CTE is only confirmable in autopsies, and there is still much to be uncovered about the disease, but many doctors and neurologists have expressed concerns over the lingering traumatic effects of football on the brain. A recent study at Boston University confirmed cases of CTE in 110 of 111 brains of former NFL players, as well as 48 of 53 former collegiate football players. Dr. Bennett Omalu, who first discovered the disease, stated that allowing kids under the age of 18 to play football was “the definition of child abuse.” This is the type of information that athletes’ parents cannot ignore.

In addition to a diminution in youth participation, football also faces potential loss of support on a professional level. Former NFL player and ESPN/ABC football analyst Ed Cunningham recently and suddenly resigned from his esteemed position as a college football broadcaster after years of observing the damage and trauma that the sport induces. He told The New York Times in a recent interview that while he still supported the sport, he could “no longer be in that cheerleader spot.”

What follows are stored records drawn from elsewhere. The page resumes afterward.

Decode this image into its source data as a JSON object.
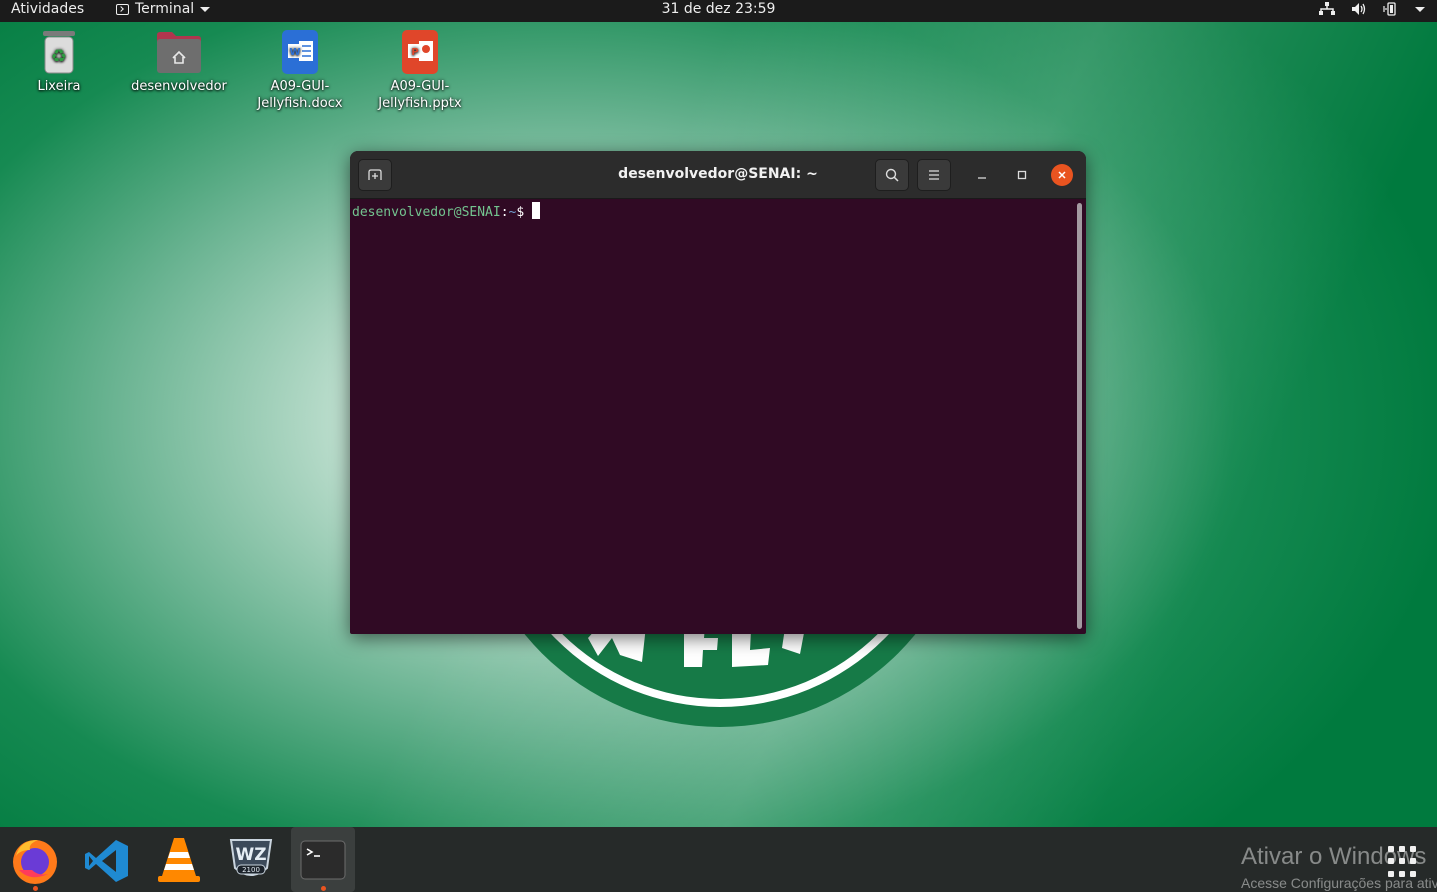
{
  "topbar": {
    "activities": "Atividades",
    "app_menu_label": "Terminal",
    "clock": "31 de dez  23:59",
    "status_icons": [
      "network-icon",
      "volume-icon",
      "battery-icon",
      "system-menu-caret-icon"
    ]
  },
  "desktop_icons": [
    {
      "label": "Lixeira",
      "icon": "trash-icon"
    },
    {
      "label": "desenvolvedor",
      "icon": "home-folder-icon"
    },
    {
      "label_line1": "A09-GUI-",
      "label_line2": "Jellyfish.docx",
      "icon": "word-document-icon"
    },
    {
      "label_line1": "A09-GUI-",
      "label_line2": "Jellyfish.pptx",
      "icon": "powerpoint-document-icon"
    }
  ],
  "terminal": {
    "title": "desenvolvedor@SENAI: ~",
    "prompt_user": "desenvolvedor@SENAI",
    "prompt_colon": ":",
    "prompt_path": "~",
    "prompt_symbol": "$",
    "colors": {
      "background": "#300a24",
      "user": "#73c48f",
      "path": "#729fcf"
    }
  },
  "dock": {
    "apps": [
      "firefox-icon",
      "vscode-icon",
      "vlc-icon",
      "wz2100-icon",
      "terminal-icon"
    ],
    "active_app": "terminal-icon",
    "show_apps": "show-applications-icon"
  },
  "watermark": {
    "line1": "Ativar o Windows",
    "line2": "Acesse Configurações para ativar o Windows."
  },
  "colors": {
    "topbar": "#1b1b1b",
    "dock": "#262a29",
    "ubuntu_orange": "#e95420",
    "wallpaper_green": "#007a3e"
  }
}
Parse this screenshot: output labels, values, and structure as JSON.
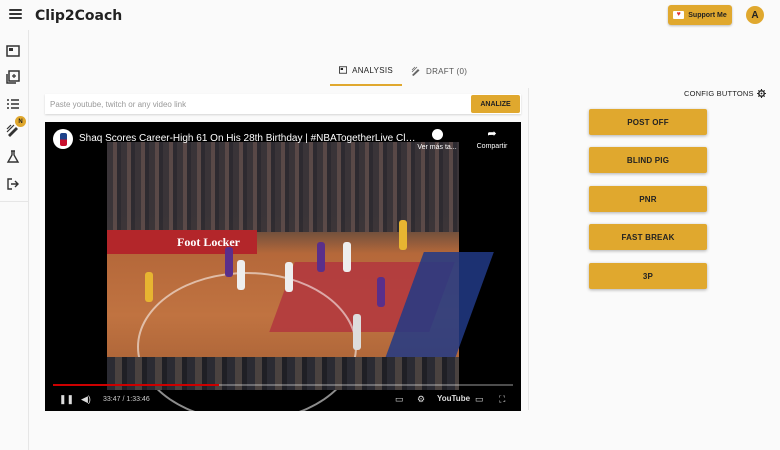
{
  "app": {
    "title": "Clip2Coach"
  },
  "header": {
    "support_label": "Support Me",
    "avatar_initial": "A"
  },
  "sidebar": {
    "items": [
      {
        "name": "video-library-icon"
      },
      {
        "name": "collections-icon"
      },
      {
        "name": "list-icon"
      },
      {
        "name": "draw-plays-icon",
        "badge": "N"
      },
      {
        "name": "lab-flask-icon"
      },
      {
        "name": "logout-icon"
      }
    ]
  },
  "tabs": [
    {
      "label": "ANALYSIS",
      "active": true,
      "icon": "video-icon"
    },
    {
      "label": "DRAFT (0)",
      "active": false,
      "icon": "draw-icon"
    }
  ],
  "url_bar": {
    "placeholder": "Paste youtube, twitch or any video link",
    "value": "",
    "analize_label": "ANALIZE"
  },
  "video": {
    "title": "Shaq Scores Career-High 61 On His 28th Birthday | #NBATogetherLive Cla...",
    "watch_later_label": "Ver más ta...",
    "share_label": "Compartir",
    "time": "33:47 / 1:33:46",
    "progress": 0.36,
    "brand": "YouTube",
    "adboard": "Foot Locker"
  },
  "config": {
    "label": "CONFIG BUTTONS",
    "buttons": [
      "POST OFF",
      "BLIND PIG",
      "PNR",
      "FAST BREAK",
      "3P"
    ]
  },
  "colors": {
    "accent": "#e0a82e",
    "background": "#fafafa"
  }
}
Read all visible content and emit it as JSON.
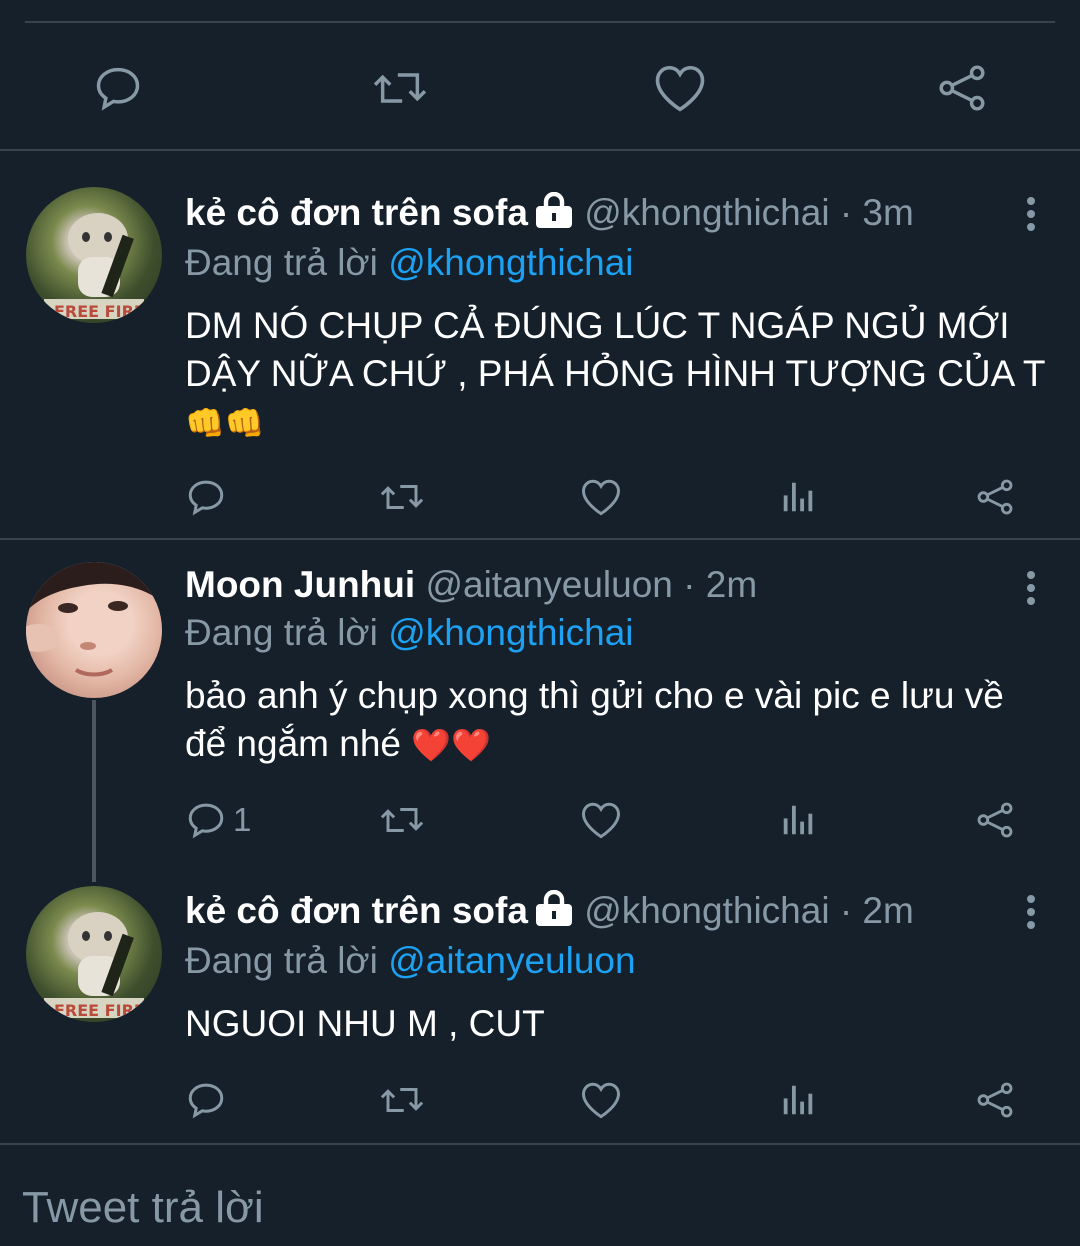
{
  "top_bar": {
    "icons": [
      "reply-icon",
      "retweet-icon",
      "like-icon",
      "share-icon"
    ]
  },
  "tweets": [
    {
      "name": "kẻ cô đơn trên sofa",
      "handle": "@khongthichai · 3m",
      "replying_prefix": "Đang trả lời ",
      "replying_to": "@khongthichai",
      "text": "DM NÓ CHỤP CẢ ĐÚNG LÚC T NGÁP NGỦ MỚI DẬY NỮA CHỨ , PHÁ HỎNG HÌNH TƯỢNG CỦA T",
      "emoji": "👊👊",
      "reply_count": ""
    },
    {
      "name": "Moon Junhui",
      "handle": "@aitanyeuluon · 2m",
      "replying_prefix": "Đang trả lời ",
      "replying_to": "@khongthichai",
      "text": "bảo anh ý chụp xong thì gửi cho e vài pic e lưu về để ngắm nhé",
      "emoji": "❤️❤️",
      "reply_count": "1"
    },
    {
      "name": "kẻ cô đơn trên sofa",
      "handle": "@khongthichai · 2m",
      "replying_prefix": "Đang trả lời ",
      "replying_to": "@aitanyeuluon",
      "text": "NGUOI NHU M , CUT",
      "emoji": "",
      "reply_count": ""
    }
  ],
  "compose": {
    "placeholder": "Tweet trả lời"
  },
  "colors": {
    "background": "#15202b",
    "divider": "#38444d",
    "secondary_text": "#8899a6",
    "accent": "#1da1f2"
  }
}
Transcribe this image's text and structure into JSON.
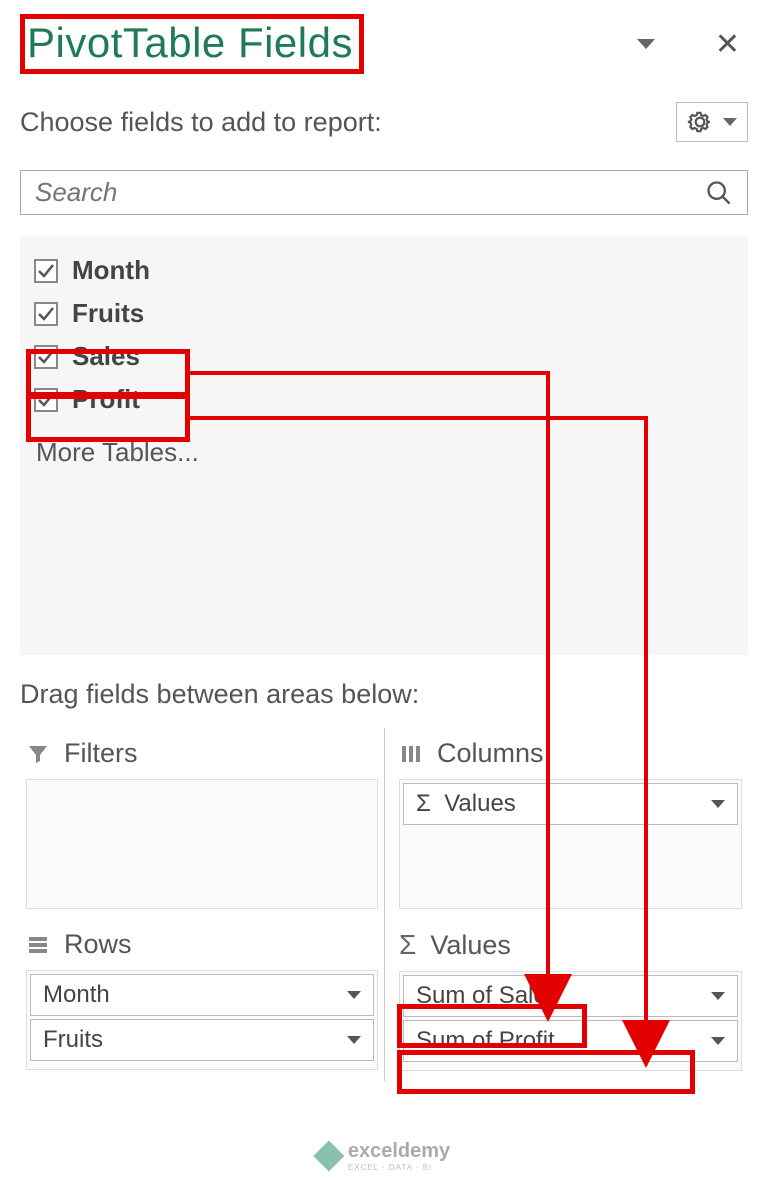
{
  "header": {
    "title": "PivotTable Fields",
    "choose_label": "Choose fields to add to report:"
  },
  "search": {
    "placeholder": "Search"
  },
  "fields": [
    {
      "label": "Month",
      "checked": true
    },
    {
      "label": "Fruits",
      "checked": true
    },
    {
      "label": "Sales",
      "checked": true,
      "highlight": true
    },
    {
      "label": "Profit",
      "checked": true,
      "highlight": true
    }
  ],
  "more_tables": "More Tables...",
  "drag_label": "Drag fields between areas below:",
  "areas": {
    "filters": {
      "title": "Filters",
      "items": []
    },
    "columns": {
      "title": "Columns",
      "items": [
        "Values"
      ]
    },
    "rows": {
      "title": "Rows",
      "items": [
        "Month",
        "Fruits"
      ]
    },
    "values": {
      "title": "Values",
      "items": [
        "Sum of Sales",
        "Sum of Profit"
      ]
    }
  },
  "watermark": {
    "name": "exceldemy",
    "sub": "EXCEL · DATA · BI"
  }
}
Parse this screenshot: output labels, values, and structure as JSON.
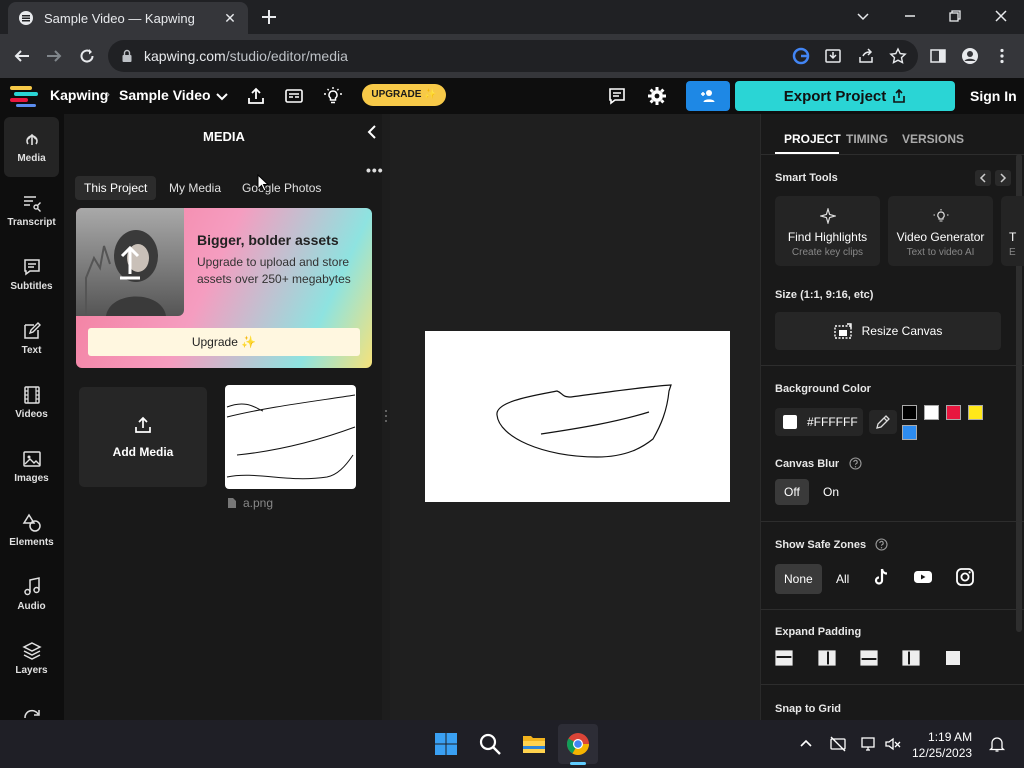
{
  "browser": {
    "tab_title": "Sample Video — Kapwing",
    "url_host": "kapwing.com",
    "url_path": "/studio/editor/media"
  },
  "header": {
    "brand": "Kapwing",
    "separator": "›",
    "project_name": "Sample Video",
    "upgrade_label": "UPGRADE ✨",
    "export_label": "Export Project",
    "signin_label": "Sign In"
  },
  "rail": {
    "items": [
      {
        "label": "Media",
        "icon": "upload-icon",
        "active": true
      },
      {
        "label": "Transcript",
        "icon": "transcript-icon"
      },
      {
        "label": "Subtitles",
        "icon": "subtitles-icon"
      },
      {
        "label": "Text",
        "icon": "text-icon"
      },
      {
        "label": "Videos",
        "icon": "film-icon"
      },
      {
        "label": "Images",
        "icon": "image-icon"
      },
      {
        "label": "Elements",
        "icon": "shapes-icon"
      },
      {
        "label": "Audio",
        "icon": "music-icon"
      },
      {
        "label": "Layers",
        "icon": "layers-icon"
      }
    ]
  },
  "media": {
    "title": "MEDIA",
    "more": "•••",
    "tabs": [
      "This Project",
      "My Media",
      "Google Photos"
    ],
    "promo_title": "Bigger, bolder assets",
    "promo_text": "Upgrade to upload and store assets over 250+ megabytes",
    "promo_button": "Upgrade ✨",
    "add_media_label": "Add Media",
    "file_name": "a.png"
  },
  "right": {
    "tabs": [
      "PROJECT",
      "TIMING",
      "VERSIONS"
    ],
    "smart_tools_title": "Smart Tools",
    "tools": [
      {
        "name": "Find Highlights",
        "sub": "Create key clips"
      },
      {
        "name": "Video Generator",
        "sub": "Text to video AI"
      },
      {
        "name": "T",
        "sub": "E"
      }
    ],
    "size_title": "Size (1:1, 9:16, etc)",
    "resize_label": "Resize Canvas",
    "bg_title": "Background Color",
    "bg_value": "#FFFFFF",
    "swatches": [
      "#000000",
      "#ffffff",
      "#e8173f",
      "#ffe81a",
      "#2d8cf0"
    ],
    "blur_title": "Canvas Blur",
    "blur_options": [
      "Off",
      "On"
    ],
    "safe_title": "Show Safe Zones",
    "safe_options": [
      "None",
      "All"
    ],
    "padding_title": "Expand Padding",
    "snap_title": "Snap to Grid"
  },
  "taskbar": {
    "time": "1:19 AM",
    "date": "12/25/2023"
  },
  "colors": {
    "accent_cyan": "#2ad5d5",
    "accent_blue": "#1e88e5",
    "upgrade_yellow": "#f7c948"
  }
}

Cunningham appears to be the first professional football broadcaster to step away from the sport for safety concerns, possibly paving the way for other professionals to vocalize their own concerns. Ten years ago, Cunningham told The New York Times in a feature about football and head trauma that we’ve “turned a blind eye towards the violence.” A decade later, he’s finally following up on his word and contributing to the changing attitudes toward football nationwide.

Alongside other football superiors, Cunningham doesn’t necessarily call for an end to the sport; he just calls for new safety modifications. In his resignation speech, Cunningham shared some of his goals for increased safety in the game, such as limited contact before high school football and softer helmet exteriors. Plans to increase safety measures may have the power to revive substantial support for the game, but as long as the harrowing evidence of CTE continues to develop and influence the parents and families of athletes, football will more than likely face its eventual demise.